GSoC 2026 Proposal: B-tree Index Bloat Reduction via Sibling Page Merging
Context and Motivation
PostgreSQL's B-tree (nbtree) implementation is well known for being asymmetric with respect to space reclamation: splits are eager and cheap, but merges effectively do not exist. When tuples are deleted (or HOT-pruned out of index relevance via VACUUM's index-vacuum phase), a B-tree page can become nearly empty, yet the page is never combined with a sparsely populated sibling. The only way such a page can be reclaimed is if it becomes completely empty, at which point _bt_pagedel() marks it half-dead and ultimately unlinks it from the tree (see nbtpage.c). This produces the classic "index bloat" pathology where a B-tree that once held, say, 80% full pages degrades to 10–20% full pages after a workload of random deletes, and REINDEX (or REINDEX CONCURRENTLY) is the only remedy.
Prior discussion on -hackers (e.g., Peter Geoghegan's long-running work on bottom-up index deletion in PG14, and earlier threads on "B-tree page merging" by Simon Riggs and others) has repeatedly identified sibling merging as desirable but very hard to make concurrency-safe. The hard part is not the data movement — it is reconciling an in-progress merge with the existing scan concurrency protocol, which relies on right-links (the Lehman & Yao / Lanin & Shasha invariants as adapted by PostgreSQL) and on the fact that pages only ever disappear after becoming empty and half-dead.
This proposal by Salma El-Sayed is a GSoC 2026 project that tries to tackle exactly that: introduce a real sibling-merge operation with a concurrency scheme that keeps forward and backward scans correct.
Proposed Design
Merge mechanics
Two sibling leaf pages L (left) and R (right) are merge candidates when both are sparsely populated (e.g., <10% full) and size(L) + size(R) ≤ fillfactor. The proposed algorithm:
- Copy L's tuples into R.
- Mark R with a new flag
BTP_MERGED(R now contains L's contents in addition to its own). - Mark L with a new flag
BTP_MERGED_AWAY(logically gone, physically retained). - Unlink L from its parent immediately; defer fixing L's left sibling's right-link to VACUUM.
- Once no snapshot predating the merge can still reference L, VACUUM transitions L to
HALF_DEADand reclaims it through the existing page-deletion path.

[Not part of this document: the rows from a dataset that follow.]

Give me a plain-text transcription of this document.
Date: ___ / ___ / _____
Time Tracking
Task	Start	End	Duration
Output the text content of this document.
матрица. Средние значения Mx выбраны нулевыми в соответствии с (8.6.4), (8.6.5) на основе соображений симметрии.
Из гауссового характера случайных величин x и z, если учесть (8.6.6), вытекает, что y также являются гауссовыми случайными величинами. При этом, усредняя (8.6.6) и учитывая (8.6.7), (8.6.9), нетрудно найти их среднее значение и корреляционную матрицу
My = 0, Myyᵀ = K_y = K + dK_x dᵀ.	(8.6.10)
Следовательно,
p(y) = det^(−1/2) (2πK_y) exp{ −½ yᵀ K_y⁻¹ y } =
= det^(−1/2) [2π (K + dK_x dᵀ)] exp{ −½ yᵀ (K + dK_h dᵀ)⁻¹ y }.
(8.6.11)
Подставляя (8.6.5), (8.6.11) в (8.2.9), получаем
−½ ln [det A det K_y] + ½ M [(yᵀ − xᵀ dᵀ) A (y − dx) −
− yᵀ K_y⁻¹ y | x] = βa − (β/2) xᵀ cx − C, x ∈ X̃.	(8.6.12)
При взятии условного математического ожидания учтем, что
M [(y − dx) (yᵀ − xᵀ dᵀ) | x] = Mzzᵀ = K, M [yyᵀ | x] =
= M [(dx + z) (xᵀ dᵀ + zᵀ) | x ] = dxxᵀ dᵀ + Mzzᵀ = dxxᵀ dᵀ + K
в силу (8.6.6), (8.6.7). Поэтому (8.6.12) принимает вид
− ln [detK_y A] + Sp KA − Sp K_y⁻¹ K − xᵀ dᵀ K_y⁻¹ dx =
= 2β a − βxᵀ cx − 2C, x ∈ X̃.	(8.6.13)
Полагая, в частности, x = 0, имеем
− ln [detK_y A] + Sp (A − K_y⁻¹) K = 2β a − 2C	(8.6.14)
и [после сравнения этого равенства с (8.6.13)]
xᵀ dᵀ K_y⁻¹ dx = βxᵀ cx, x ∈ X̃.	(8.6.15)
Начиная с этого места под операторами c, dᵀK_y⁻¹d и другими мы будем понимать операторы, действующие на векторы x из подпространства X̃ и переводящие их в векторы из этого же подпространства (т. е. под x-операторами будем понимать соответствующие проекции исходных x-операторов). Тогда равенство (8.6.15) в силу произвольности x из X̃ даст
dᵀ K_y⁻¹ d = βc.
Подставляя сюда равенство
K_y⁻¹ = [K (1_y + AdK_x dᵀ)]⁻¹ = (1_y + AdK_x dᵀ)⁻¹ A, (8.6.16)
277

This is essentially a deferred-reclamation scheme analogous to how _bt_pagedel already works, but generalized from "empty page" to "page whose contents now live in its right sibling."
Concurrent scan correctness
The correctness argument hinges on two new flag states observed by an in-flight scan:
- Forward scan on L after the merge: sees
BTP_MERGED_AWAY, follows the right-link to R. If the scan had already consumed some of L before the merge, it uses its saved high-key from L to binary-search into R and skip already-returned tuples. This is a reasonable extension of the existing "recheck via high key on page-split" logic in_bt_readpage/_bt_steppage. - Backward scan on R after the merge: sees
BTP_MERGED, reads R (which now includes L's data), and then must not also read L. The proposal adds per-scan state: if the scan has ever observedBTP_MERGED, it knows any subsequentBTP_MERGED_AWAYpage to its left is already subsumed and should be skipped. If it has never observedBTP_MERGED, then arriving at aBTP_MERGED_AWAYpage means the scan crossed R before the merge and still owes the user L's tuples, so it must read L's retained copy.
This is the most novel (and most fragile) part of the proposal. It essentially turns the scan into a small state machine that reasons about "did I cross the merge boundary before or after it happened?" The correctness of this depends critically on L's page image remaining unchanged between BTP_MERGED_AWAY being set and the page actually being reclaimed — otherwise the late-arriving backward scan would read inconsistent data.
Triggering policy
Two options are floated:
- (a) Full-index scan finding all merge candidates (aggressive, expensive on huge indexes).
- (b) Bounded scan via a user-callable function, e.g.
bt_merge_pages(index regclass, min_fillfactor float8, max_fillfactor float8, max_pages int4).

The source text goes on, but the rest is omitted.